その成り立ちは、その名の通り独立した国家群による国家間の経済・治安の互助を目的とした条約であった。
 やがて、それは強力な軍閥連合である貴族とそれを束ねるカイザーが送り込む星間機動戦力に対抗する為、国家と国民の主権擁護の為の条約機構となり、戦時下の必要性に応じ、自由主義と民主主義――それについても多様な解釈があるが――とハイネセン神話を象徴としたナショナリズムプロパガンダによって国家意識が形成されるに至った。
 だがそれは共和国の主権を否定するものではない。自由惑星同盟の歴史において改革論者であろうと保守主義者であろうと最高評議会の最大抵抗勢力として上院が立ちはだかった事がその証明である。
 上院は下院よりも歴史が古く正式名称はGeneral Assembly of the Aliance Commissioners……同盟弁務官総会である。

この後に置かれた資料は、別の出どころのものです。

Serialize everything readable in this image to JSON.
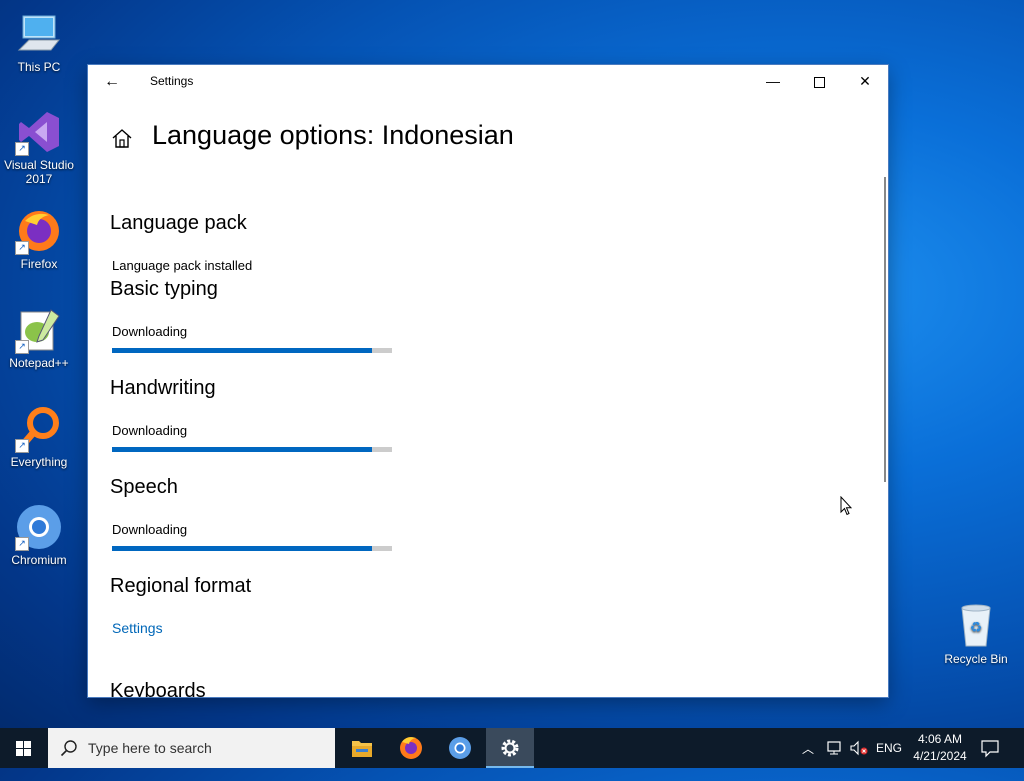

彼らは同盟憲章制定の為の加盟共和国利益代表者たちの集まりとして産まれ。その性質上、彼らは【同盟の民意】ではなく【加盟共和国の利益】の代表であった。
彼らは常に戦時下において増長する中央政府と地方政府間の闘争を行ってきた。辺境を盾にしたバーラト・エリートの嘯く【距離の防壁】論への猛抗議を辺境星系の議員達が行い。国粋主義に対してフェザーン航路星系の亡命者二世が異議を唱え。軍事への無制限の出費に中枢都市星系が反発した。
 上院が常に一致団結するのは構成国の権利への侵害のみであり、それ以外については選挙でどれほど特定の党派が大勝しようとも、意見が一致したことはなかった。彼らは加盟国民より公選された外交官であり、党派主義以上に地域主義の伝統に対し忠誠を誓っているからだ。
 イゼルローン要塞が陥落し、構成国と主権者達に選択肢が選ぶ余裕が生まれ、自由惑星同盟はその在り方を問われている。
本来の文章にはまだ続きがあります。